Lord Carabas by James Buchanan
Historical Fiction m/f/m
ISBN 1-59426-638-7
Reviewed by Beth Anne




Julius Montclair LaRousse is a seventeenth century professional con-artist, pickpocket,  and not quite full-blooded human, when he meets Scottish Lady Mary Keiko MacPhearson and her shipboard protector, Curran Shee, an Irishman, on the docks upon their arrival in Calais.  The three join resources and what begins as a mutually beneficial working relationship turns into an adventure of epic proportions for Jules, Keiko, and Curran.  The twist and turns of good and bad fortune for Jules have ramifications for all three, individually, socially, and politically.

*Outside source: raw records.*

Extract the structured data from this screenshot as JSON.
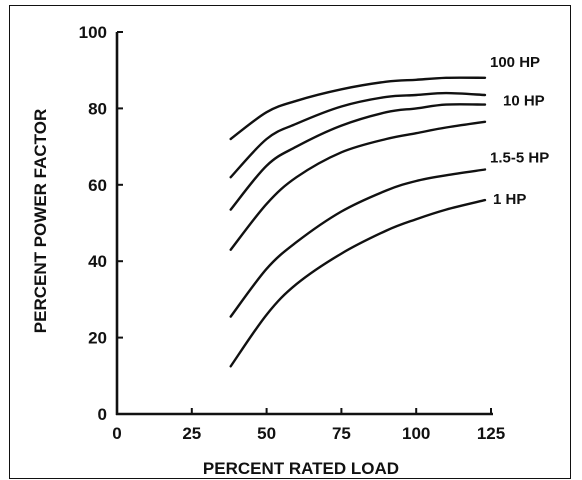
{
  "chart_data": {
    "type": "line",
    "title": "",
    "xlabel": "PERCENT RATED LOAD",
    "ylabel": "PERCENT POWER FACTOR",
    "xlim": [
      0,
      125
    ],
    "ylim": [
      0,
      100
    ],
    "x_ticks": [
      "0",
      "25",
      "50",
      "75",
      "100",
      "125"
    ],
    "y_ticks": [
      "0",
      "20",
      "40",
      "60",
      "80",
      "100"
    ],
    "grid": false,
    "legend": "none",
    "x": [
      38,
      50,
      60,
      75,
      90,
      100,
      110,
      123
    ],
    "series": [
      {
        "name": "100 HP",
        "values": [
          72,
          79,
          82,
          85,
          87,
          87.5,
          88,
          88
        ]
      },
      {
        "values": [
          62,
          72,
          76,
          80.5,
          83,
          83.5,
          84,
          83.5
        ]
      },
      {
        "name": "10 HP",
        "values": [
          53.5,
          65,
          70,
          75.5,
          79,
          80,
          81,
          81
        ]
      },
      {
        "values": [
          43,
          55,
          62,
          68.5,
          72,
          73.5,
          75,
          76.5
        ]
      },
      {
        "name": "1.5-5 HP",
        "values": [
          25.5,
          38,
          45,
          53,
          58.5,
          61,
          62.5,
          64
        ]
      },
      {
        "name": "1 HP",
        "values": [
          12.5,
          26,
          34,
          42,
          48,
          51,
          53.5,
          56
        ]
      }
    ]
  }
}
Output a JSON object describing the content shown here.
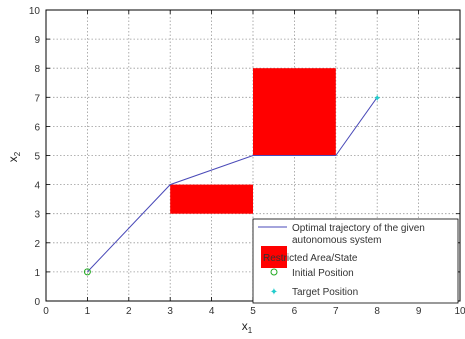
{
  "chart_data": {
    "type": "line",
    "xlim": [
      0,
      10
    ],
    "ylim": [
      0,
      10
    ],
    "xticks": [
      "0",
      "1",
      "2",
      "3",
      "4",
      "5",
      "6",
      "7",
      "8",
      "9",
      "10"
    ],
    "yticks": [
      "0",
      "1",
      "2",
      "3",
      "4",
      "5",
      "6",
      "7",
      "8",
      "9",
      "10"
    ],
    "xlabel": "x",
    "xlabel_sub": "1",
    "ylabel": "x",
    "ylabel_sub": "2",
    "grid": true,
    "legend_position": "bottom-right",
    "series": [
      {
        "name": "Optimal trajectory of the given autonomous system",
        "kind": "line",
        "color": "#4a4ab8",
        "x": [
          1,
          3,
          5,
          7,
          8
        ],
        "y": [
          1,
          4,
          5,
          5,
          7
        ]
      },
      {
        "name": "Restricted Area/State",
        "kind": "rect",
        "color": "#ff0000",
        "rects": [
          {
            "x0": 3,
            "x1": 5,
            "y0": 3,
            "y1": 4
          },
          {
            "x0": 5,
            "x1": 7,
            "y0": 5,
            "y1": 8
          }
        ]
      },
      {
        "name": "Initial Position",
        "kind": "marker",
        "marker": "circle",
        "color": "#22aa22",
        "x": [
          1
        ],
        "y": [
          1
        ]
      },
      {
        "name": "Target Position",
        "kind": "marker",
        "marker": "star",
        "color": "#22cccc",
        "x": [
          8
        ],
        "y": [
          7
        ]
      }
    ],
    "legend": {
      "line_label_1": "Optimal trajectory of the given",
      "line_label_2": "autonomous system",
      "rect_label": "Restricted Area/State",
      "initial_label": "Initial Position",
      "target_label": "Target Position"
    }
  }
}
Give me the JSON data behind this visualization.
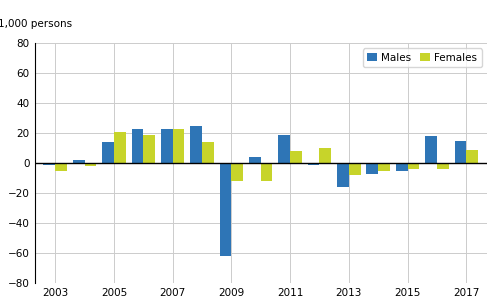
{
  "years": [
    2003,
    2004,
    2005,
    2006,
    2007,
    2008,
    2009,
    2010,
    2011,
    2012,
    2013,
    2014,
    2015,
    2016,
    2017
  ],
  "males": [
    -1,
    2,
    14,
    23,
    23,
    25,
    -62,
    4,
    19,
    -1,
    -16,
    -7,
    -5,
    18,
    15
  ],
  "females": [
    -5,
    -2,
    21,
    19,
    23,
    14,
    -12,
    -12,
    8,
    10,
    -8,
    -5,
    -4,
    -4,
    9
  ],
  "male_color": "#2e75b6",
  "female_color": "#c7d42a",
  "ylim": [
    -80,
    80
  ],
  "yticks": [
    -80,
    -60,
    -40,
    -20,
    0,
    20,
    40,
    60,
    80
  ],
  "ylabel": "1,000 persons",
  "xtick_years": [
    2003,
    2005,
    2007,
    2009,
    2011,
    2013,
    2015,
    2017
  ],
  "legend_males": "Males",
  "legend_females": "Females",
  "background_color": "#ffffff",
  "grid_color": "#cccccc",
  "bar_width": 0.4
}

The opening line of Lord Carabas, “I was then, and am now, a creature of sin”, sums up Jules character, and he remains consistently true to this description throughout the book.  Jules is attracted to Lady Keiko, who practices and studies the “science of alchemy,” and his wooing of Keiko has its own trials, tribulations, and pitfalls.  (An enchanted vial will burst if she looses her virginity.)  Adding to Jules' frustrations is his ever-growing attraction to Curran, with whom Jules is actually forming a close friendship.  Curran and Jules try to keep the small household financially stable as Keiko’s father postpones sending funds, but events conspire against Jules.  From duels, to prison, and shipboard, the action is non-stop.  From being an orphan and a peasant, to a titled nobleman, Jules takes the trio from France to the New World of La Florida.

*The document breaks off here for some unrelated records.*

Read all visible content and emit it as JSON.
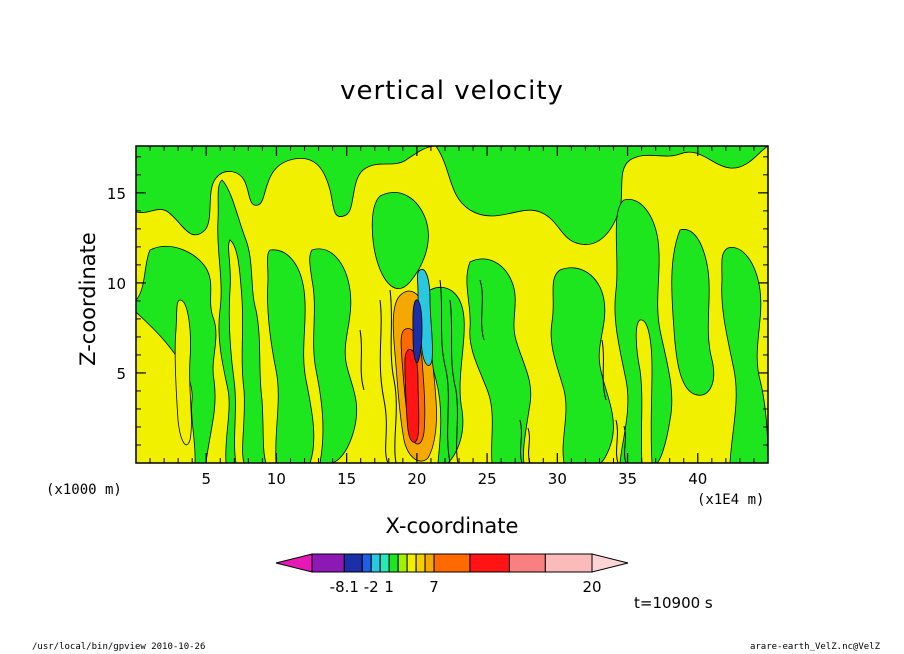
{
  "chart_data": {
    "type": "heatmap",
    "title": "vertical velocity",
    "xlabel": "X-coordinate",
    "ylabel": "Z-coordinate",
    "x_unit": "(x1000 m)",
    "x_unit_secondary": "(x1E4 m)",
    "xlim": [
      0,
      45
    ],
    "ylim": [
      0,
      17.6
    ],
    "x_ticks": [
      "5",
      "10",
      "15",
      "20",
      "25",
      "30",
      "35",
      "40"
    ],
    "y_ticks": [
      "5",
      "10",
      "15"
    ],
    "x_tick_values": [
      5,
      10,
      15,
      20,
      25,
      30,
      35,
      40
    ],
    "y_tick_values": [
      5,
      10,
      15
    ],
    "colorbar": {
      "colors": [
        "#e619b4",
        "#8c19b4",
        "#1c2fa8",
        "#1f5fe6",
        "#2ac8e0",
        "#28e8b8",
        "#1ee61e",
        "#a0f000",
        "#f0f000",
        "#f4d000",
        "#f4a800",
        "#ff6a00",
        "#ff1414",
        "#f88080",
        "#fbbbbb",
        "#fcd4d4"
      ],
      "labels": [
        "-8.1",
        "-2",
        "1",
        "7",
        "20"
      ]
    },
    "fields": {
      "background": "#f0f000",
      "regions": [
        "#1ee61e",
        "#f0f000",
        "#f4a800",
        "#ff6a00",
        "#ff1414",
        "#1c2fa8",
        "#2ac8e0"
      ]
    }
  },
  "annotations": {
    "time": "t=10900 s",
    "footer_left": "/usr/local/bin/gpview  2010-10-26",
    "footer_right": "arare-earth_VelZ.nc@VelZ"
  }
}
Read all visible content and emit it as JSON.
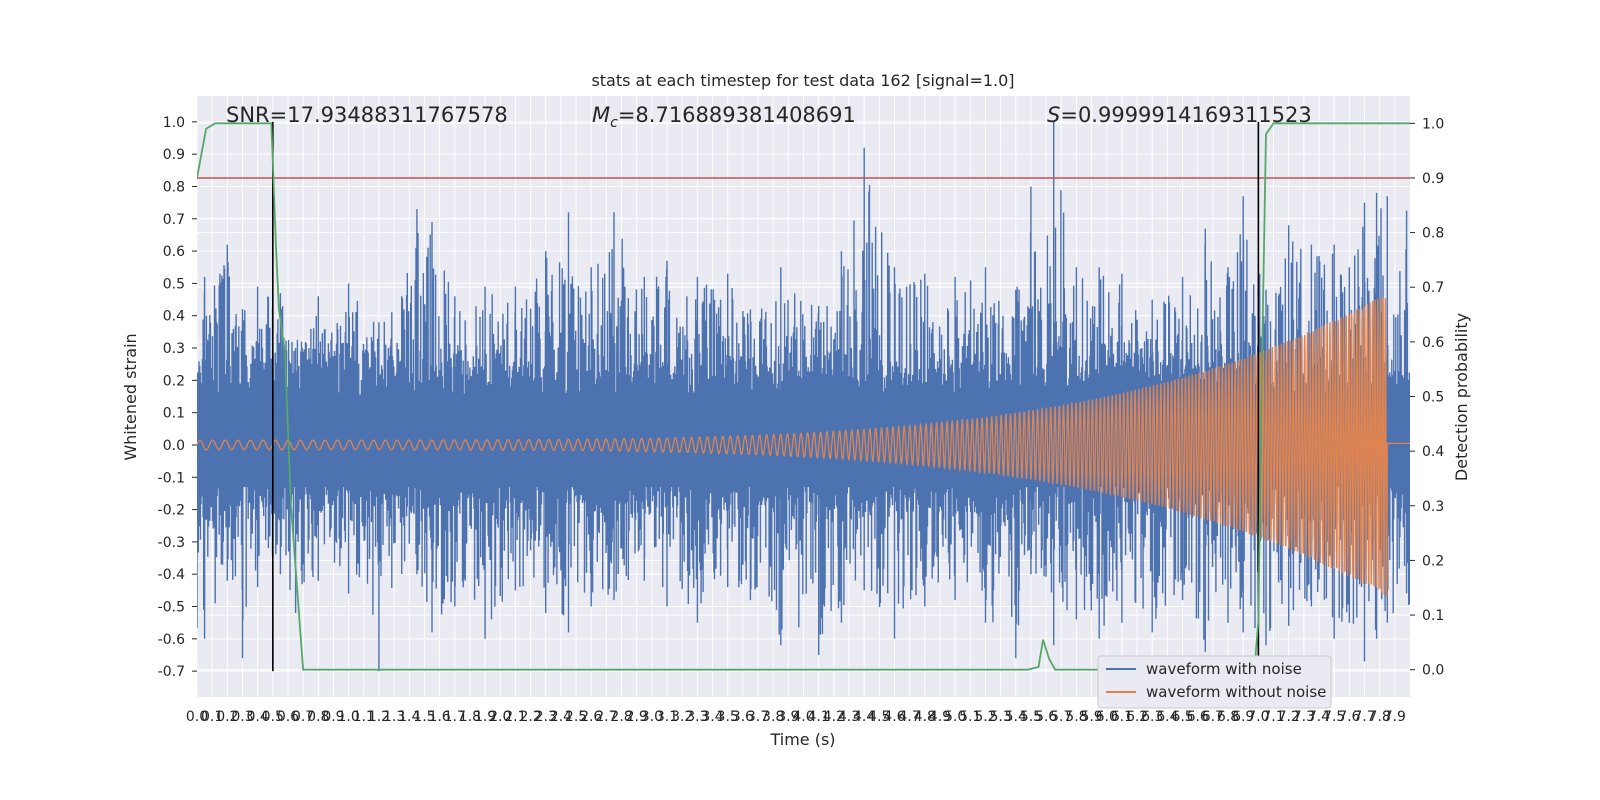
{
  "chart_data": {
    "type": "line",
    "title": "stats at each timestep for test data 162 [signal=1.0]",
    "xlabel": "Time (s)",
    "ylabel": "Whitened strain",
    "y2label": "Detection probability",
    "xlim": [
      0.0,
      8.0
    ],
    "ylim": [
      -0.78,
      1.08
    ],
    "y2lim": [
      -0.05,
      1.05
    ],
    "xticks": [
      0.0,
      0.1,
      0.2,
      0.3,
      0.4,
      0.5,
      0.6,
      0.7,
      0.8,
      0.9,
      1.0,
      1.1,
      1.2,
      1.3,
      1.4,
      1.5,
      1.6,
      1.7,
      1.8,
      1.9,
      2.0,
      2.1,
      2.2,
      2.3,
      2.4,
      2.5,
      2.6,
      2.7,
      2.8,
      2.9,
      3.0,
      3.1,
      3.2,
      3.3,
      3.4,
      3.5,
      3.6,
      3.7,
      3.8,
      3.9,
      4.0,
      4.1,
      4.2,
      4.3,
      4.4,
      4.5,
      4.6,
      4.7,
      4.8,
      4.9,
      5.0,
      5.1,
      5.2,
      5.3,
      5.4,
      5.5,
      5.6,
      5.7,
      5.8,
      5.9,
      6.0,
      6.1,
      6.2,
      6.3,
      6.4,
      6.5,
      6.6,
      6.7,
      6.8,
      6.9,
      7.0,
      7.1,
      7.2,
      7.3,
      7.4,
      7.5,
      7.6,
      7.7,
      7.8,
      7.9
    ],
    "yticks": [
      -0.7,
      -0.6,
      -0.5,
      -0.4,
      -0.3,
      -0.2,
      -0.1,
      0.0,
      0.1,
      0.2,
      0.3,
      0.4,
      0.5,
      0.6,
      0.7,
      0.8,
      0.9,
      1.0
    ],
    "y2ticks": [
      0.0,
      0.1,
      0.2,
      0.3,
      0.4,
      0.5,
      0.6,
      0.7,
      0.8,
      0.9,
      1.0
    ],
    "grid": true,
    "legend_position": "bottom-right",
    "annotations": {
      "snr": "SNR=17.93488311767578",
      "mc_symbol": "M",
      "mc_sub": "c",
      "mc_value": "=8.716889381408691",
      "s_symbol": "S",
      "s_value": "=0.9999914169311523"
    },
    "series": [
      {
        "name": "waveform with noise",
        "color": "#4c72b0",
        "axis": "left",
        "envelope_baseline": [
          0.15,
          -0.12
        ],
        "peak_samples": [
          [
            0.05,
            0.52,
            -0.6
          ],
          [
            0.2,
            0.62,
            -0.42
          ],
          [
            0.3,
            0.42,
            -0.66
          ],
          [
            0.4,
            0.49,
            -0.44
          ],
          [
            0.55,
            0.47,
            -0.4
          ],
          [
            0.65,
            0.3,
            -0.52
          ],
          [
            0.8,
            0.46,
            -0.42
          ],
          [
            1.0,
            0.5,
            -0.46
          ],
          [
            1.2,
            0.38,
            -0.7
          ],
          [
            1.35,
            0.46,
            -0.4
          ],
          [
            1.45,
            0.73,
            -0.4
          ],
          [
            1.55,
            0.69,
            -0.58
          ],
          [
            1.7,
            0.46,
            -0.5
          ],
          [
            1.9,
            0.49,
            -0.6
          ],
          [
            2.1,
            0.49,
            -0.45
          ],
          [
            2.3,
            0.6,
            -0.52
          ],
          [
            2.45,
            0.72,
            -0.58
          ],
          [
            2.6,
            0.55,
            -0.5
          ],
          [
            2.75,
            0.72,
            -0.48
          ],
          [
            2.95,
            0.52,
            -0.42
          ],
          [
            3.1,
            0.57,
            -0.5
          ],
          [
            3.3,
            0.52,
            -0.55
          ],
          [
            3.5,
            0.53,
            -0.44
          ],
          [
            3.65,
            0.42,
            -0.48
          ],
          [
            3.85,
            0.55,
            -0.62
          ],
          [
            4.1,
            0.43,
            -0.65
          ],
          [
            4.25,
            0.6,
            -0.55
          ],
          [
            4.4,
            0.92,
            -0.45
          ],
          [
            4.6,
            0.55,
            -0.6
          ],
          [
            4.8,
            0.53,
            -0.5
          ],
          [
            5.0,
            0.52,
            -0.48
          ],
          [
            5.2,
            0.55,
            -0.55
          ],
          [
            5.4,
            0.48,
            -0.66
          ],
          [
            5.5,
            0.8,
            -0.4
          ],
          [
            5.65,
            1.0,
            -0.62
          ],
          [
            5.8,
            0.55,
            -0.54
          ],
          [
            5.95,
            0.55,
            -0.6
          ],
          [
            6.1,
            0.53,
            -0.55
          ],
          [
            6.3,
            0.45,
            -0.58
          ],
          [
            6.5,
            0.52,
            -0.48
          ],
          [
            6.65,
            0.67,
            -0.64
          ],
          [
            6.8,
            0.55,
            -0.55
          ],
          [
            6.9,
            0.77,
            -0.58
          ],
          [
            7.05,
            0.48,
            -0.62
          ],
          [
            7.2,
            0.68,
            -0.56
          ],
          [
            7.35,
            0.62,
            -0.5
          ],
          [
            7.5,
            0.62,
            -0.6
          ],
          [
            7.6,
            0.55,
            -0.55
          ],
          [
            7.7,
            0.75,
            -0.67
          ],
          [
            7.78,
            0.78,
            -0.6
          ],
          [
            7.85,
            0.77,
            -0.55
          ]
        ]
      },
      {
        "name": "waveform without noise",
        "color": "#dd8452",
        "axis": "left",
        "chirp": {
          "start": 0.0,
          "end": 7.85,
          "amp_start": 0.015,
          "amp_end": 0.47,
          "freq_start": 12,
          "freq_end": 60,
          "after_end_value": 0.005
        }
      },
      {
        "name": "",
        "color": "#55a868",
        "axis": "right",
        "x": [
          0.0,
          0.06,
          0.12,
          0.2,
          0.3,
          0.4,
          0.49,
          0.5,
          0.52,
          0.54,
          0.58,
          0.62,
          0.66,
          0.7,
          0.8,
          1.0,
          2.0,
          3.0,
          4.0,
          5.0,
          5.4,
          5.48,
          5.55,
          5.58,
          5.62,
          5.66,
          5.7,
          5.8,
          6.0,
          6.5,
          6.8,
          6.92,
          6.96,
          6.98,
          7.0,
          7.02,
          7.05,
          7.1,
          7.2,
          7.4,
          7.6,
          7.8,
          8.0
        ],
        "y": [
          0.9,
          0.99,
          1.0,
          1.0,
          1.0,
          1.0,
          1.0,
          0.93,
          0.78,
          0.66,
          0.58,
          0.3,
          0.15,
          0.0,
          0.0,
          0.0,
          0.0,
          0.0,
          0.0,
          0.0,
          0.0,
          0.0,
          0.005,
          0.055,
          0.02,
          0.0,
          0.0,
          0.0,
          0.0,
          0.0,
          0.0,
          0.0,
          0.0,
          0.02,
          0.09,
          0.5,
          0.98,
          1.0,
          1.0,
          1.0,
          1.0,
          1.0,
          1.0
        ]
      }
    ],
    "reference_lines": {
      "horizontal_red": {
        "axis": "right",
        "value": 0.9,
        "color": "#c44e52"
      },
      "vertical_black": [
        0.5,
        7.0
      ]
    }
  }
}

 Lord Carabas is a riveting tale and the first book in a now-titled series, River of Time.  Much more than a simple “boy meets girl, girl denies boy, boy gets girl” or even a “boy meets boy, and boy seduces boy”, we have a complicated and engrossing tale with descriptions and character definitions that make you feel like you are a part of the story.  My favorite quote:  “Hope lived and died in a thousand angels' heartbeats”.  With Lord Carabas, we get so many elements to enjoy: historical setting, fantasy, duels, political intrigue, shipboard battles, and outposts in the New World.  Lord Carabas is definitely a Joyfully Recommended read!